Last weekend we got some motivation in the form of an out-of-town guest. My goal was to get the toilet back into the bathroom before her visit. And for that we needed a floor!
I wanted my friend to be able to use the bathroom in the middle of the night without having to walk through our bedroom. Talk about awkward!
Here's a run down on our steps to tiling the bathroom floor. Much easier than tiling the shower!
To get the toilet in, we had to finish the floor. A while back Matt ripped out the particle board that was under the laminate. You can’t tile on particle board. The glue/chemicals that hold it together will warp with water and since the thinset used to set tiles is wet, it will get all messed up if done that way.

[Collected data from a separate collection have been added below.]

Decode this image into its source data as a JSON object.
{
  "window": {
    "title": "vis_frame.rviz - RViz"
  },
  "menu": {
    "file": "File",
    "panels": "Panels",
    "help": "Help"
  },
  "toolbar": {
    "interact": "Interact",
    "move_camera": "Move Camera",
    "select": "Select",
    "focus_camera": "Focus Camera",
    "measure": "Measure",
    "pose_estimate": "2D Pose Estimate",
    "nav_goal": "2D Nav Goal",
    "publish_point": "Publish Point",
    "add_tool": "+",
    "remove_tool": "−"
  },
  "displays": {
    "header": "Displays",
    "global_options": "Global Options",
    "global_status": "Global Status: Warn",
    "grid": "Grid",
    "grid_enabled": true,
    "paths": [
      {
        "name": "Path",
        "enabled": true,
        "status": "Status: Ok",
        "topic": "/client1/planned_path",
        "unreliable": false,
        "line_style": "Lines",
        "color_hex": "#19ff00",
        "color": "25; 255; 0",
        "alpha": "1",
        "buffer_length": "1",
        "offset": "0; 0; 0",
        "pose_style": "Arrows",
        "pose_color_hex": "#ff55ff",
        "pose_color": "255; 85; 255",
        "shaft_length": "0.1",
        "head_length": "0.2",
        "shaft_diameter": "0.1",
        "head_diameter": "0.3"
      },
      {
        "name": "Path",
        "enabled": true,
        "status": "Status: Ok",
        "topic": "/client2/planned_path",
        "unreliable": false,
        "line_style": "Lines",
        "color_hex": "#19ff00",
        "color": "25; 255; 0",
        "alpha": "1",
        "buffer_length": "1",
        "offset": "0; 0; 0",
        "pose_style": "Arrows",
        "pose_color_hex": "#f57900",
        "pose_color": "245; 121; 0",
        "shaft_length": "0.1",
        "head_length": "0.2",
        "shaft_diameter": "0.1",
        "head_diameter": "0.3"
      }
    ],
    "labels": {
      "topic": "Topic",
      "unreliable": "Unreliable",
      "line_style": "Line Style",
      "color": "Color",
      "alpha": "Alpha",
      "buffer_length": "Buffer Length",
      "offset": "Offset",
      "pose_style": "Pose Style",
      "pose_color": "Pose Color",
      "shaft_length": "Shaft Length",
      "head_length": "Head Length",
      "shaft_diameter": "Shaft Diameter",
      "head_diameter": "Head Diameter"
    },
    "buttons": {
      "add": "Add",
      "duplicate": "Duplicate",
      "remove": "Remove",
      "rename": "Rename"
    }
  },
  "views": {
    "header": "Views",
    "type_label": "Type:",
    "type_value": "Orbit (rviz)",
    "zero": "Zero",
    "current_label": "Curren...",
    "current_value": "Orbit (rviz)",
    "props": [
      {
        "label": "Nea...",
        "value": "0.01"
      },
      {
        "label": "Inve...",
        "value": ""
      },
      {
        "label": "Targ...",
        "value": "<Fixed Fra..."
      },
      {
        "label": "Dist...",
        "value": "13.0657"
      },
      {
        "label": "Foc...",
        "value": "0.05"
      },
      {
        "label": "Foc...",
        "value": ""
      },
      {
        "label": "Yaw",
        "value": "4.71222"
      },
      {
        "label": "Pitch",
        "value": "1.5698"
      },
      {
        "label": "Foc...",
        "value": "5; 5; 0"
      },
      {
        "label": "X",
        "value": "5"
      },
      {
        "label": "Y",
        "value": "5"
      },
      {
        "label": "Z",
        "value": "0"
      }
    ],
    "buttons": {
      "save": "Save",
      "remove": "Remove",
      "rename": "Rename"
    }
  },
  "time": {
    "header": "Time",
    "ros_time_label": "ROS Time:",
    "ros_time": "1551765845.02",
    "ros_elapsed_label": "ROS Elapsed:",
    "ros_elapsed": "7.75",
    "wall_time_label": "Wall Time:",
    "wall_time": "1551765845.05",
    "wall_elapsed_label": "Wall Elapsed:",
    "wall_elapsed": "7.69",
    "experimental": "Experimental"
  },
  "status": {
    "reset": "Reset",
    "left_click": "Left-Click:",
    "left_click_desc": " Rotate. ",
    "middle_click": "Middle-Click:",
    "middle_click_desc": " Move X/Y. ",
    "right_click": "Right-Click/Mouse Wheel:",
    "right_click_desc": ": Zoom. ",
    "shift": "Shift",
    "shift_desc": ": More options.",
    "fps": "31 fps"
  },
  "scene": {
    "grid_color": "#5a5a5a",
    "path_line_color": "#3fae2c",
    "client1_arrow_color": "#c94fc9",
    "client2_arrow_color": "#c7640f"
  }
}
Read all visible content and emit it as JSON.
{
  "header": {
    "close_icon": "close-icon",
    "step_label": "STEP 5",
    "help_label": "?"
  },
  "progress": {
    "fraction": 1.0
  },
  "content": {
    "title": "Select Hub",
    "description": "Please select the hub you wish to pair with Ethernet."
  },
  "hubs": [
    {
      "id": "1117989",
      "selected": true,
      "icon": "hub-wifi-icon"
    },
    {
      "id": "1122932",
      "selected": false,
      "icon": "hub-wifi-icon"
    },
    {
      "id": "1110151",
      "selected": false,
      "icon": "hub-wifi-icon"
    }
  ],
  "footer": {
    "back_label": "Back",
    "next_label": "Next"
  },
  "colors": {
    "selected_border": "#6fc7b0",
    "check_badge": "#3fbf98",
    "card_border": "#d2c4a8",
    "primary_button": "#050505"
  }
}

My BFF tile master Carey at HD let us know that we can thinset backerboard right onto our tongue and groove subfloor.
Even though that sounded easier (and less expensive), I was still worried about it. Our subfloor isn't flat.
Whoever did the floor in our other bathroom tiled on an uneven floor and now some of the tiles and lots of the grout is cracked.
To calm my worries, we tore up one tile to see how it was done in the other bathroom. Are we planning on redoing that floor? Not now. Do we now just have a random missing tile in the corner? Yes. But at least my nerves were calmed. And now Matt's pot committed (what does that mean?) so we'll redo that bathroom... eventually. For now a strategically placed basket will hide that spot :)
They had tiled over laminate in that bathroom so at least we weren't repeating that mistake.
We didn’t need to build up the height of the floor too much after removing the particle board, so we didn't need anything on top of the subfloor. If you end up ripping out a bunch of old flooring and you do need to build up the height of your floor, use plywood.
No particle board. Repeat after me, no particle board!
We just put thinset on top of the subfloor and made the little lines with the trowel (this is different than prepping a wall for tile. For that info go here).
Then we used a million screws to screw it into the floor. (There are special screws to use with backerboard, since you’re basically going through a layer of concrete. Get those).
We put the screws in a grid about every 6 inches. Seriously, a lot of screws.
I purchased a level to make sure our floor was flat. I was really concerned about this. Home remodeler extraordinaire Katie Bower has warned me about not tiling on a flat surface (so can I
After the backboard was all screwed in, we put tape and a little more thinset on the seams between pieces (more on that here).
We then marked off where the vanity will be. This served two purposes. The first is that the 2x4s will raise our vanity a little since it was low by today's standards. The second is that so we don't have to tile under it (so we'll save a little money).
We weren't sure how to start the tiling placement. In the shower, we just made sure the bottom of the tile was level since they were going horizontally. The diamond pattern threw us for a loop.
Our room isn't square (don't you love older houses?) so we just ended up starting in one corner and tracing the shape of the tile onto the backboard and drawing a line from that tile diagonally across the entire room. As long as one tile is in the right place and perpendicular to the wall, the tile spacers will help the whole floor keep a consistent diamond pattern.
The hardest part for
We didn't take pictures of the actual tiling because both of our hands were covered in thinset, but we basically followed the same steps as we did in the shower.
The day after we laid the tile I grouted (full tutorial here). We chose a darker grey to contrast with the light tiles and we thought it'd hide dirt a little better than something light.
Once the grouting was finished I celebrated by rewarding myself with my friend Red Wine and watched some Workaholics. Have you guys seen that show? Some of the jokes are terribly inappropriate but its hilarious (or I'm childish, one of the two).
I still need to seal the grout. You have to wait at least 72 hours in between grouting and sealing so I haven't gotten there yet.
Here's a pic of the Before & After of the floor. Notice the molding isn't in yet. After that gets put into place I'll reveal the new vanity!
|Diego was helping.|
Did you get any nagging projects done over the long weekend?